Dengan santai oleh Mullah ditanyakan, ”Semalam, kau tahu jikalau itu makanan basi?” Lalu orang tersebut menjawab, ”Iya, Mullah. Makanya, tolong berikan saya obat sakit perut.”
Dengan santai Mullah kemudian memberikan sebotol obat mata kepada orang tersebut. Dengan nada tinggi, orang tersebut kemudian berkata, ”Bagaimana Mullah ini, katanya sakti dan ahli banyak hal, mengapa saya diberi obat mata, padahal perut saya yang sakit?” Sambil tersenyum, Mullah menjawab, ”Saya yakin matamu yang sakit. Kau tahu itu makanan basi, tetapi tetap kau makan. Makanya, penyebab sakitmu tentu saja adalah matamu meski gejalanya adalah kau sakit perut.”
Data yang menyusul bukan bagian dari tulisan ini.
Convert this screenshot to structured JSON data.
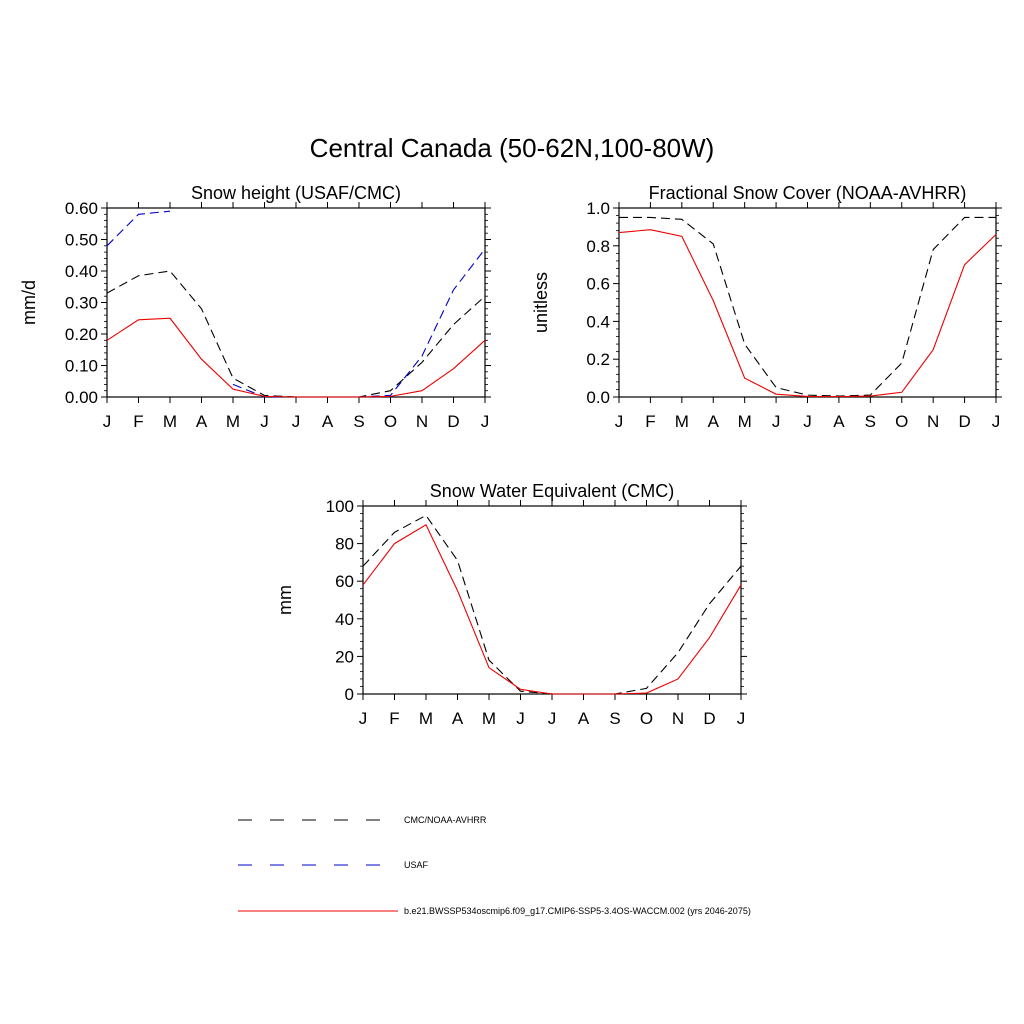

Sebagai seorang yang digambarkan memberikan hikmah di balik ”kekonyolan”, Mullah Nasruddin Khoja sedang mengkritik tentang betapa sering kita hanya berputar-putar di sekitar ”gejala” tanpa pernah mencoba dengan bajik dan bijak menemukan ”penyebab”. Betapa banyak di antara kita yang mencoba menyelesaikan masalah dengan melihat pada gejalanya dan bukan pada penyebab utamanya. Alih-alih dapat menyelesaikan masalah, yang terjadi hanya menutup masalah tersebut secara singkat.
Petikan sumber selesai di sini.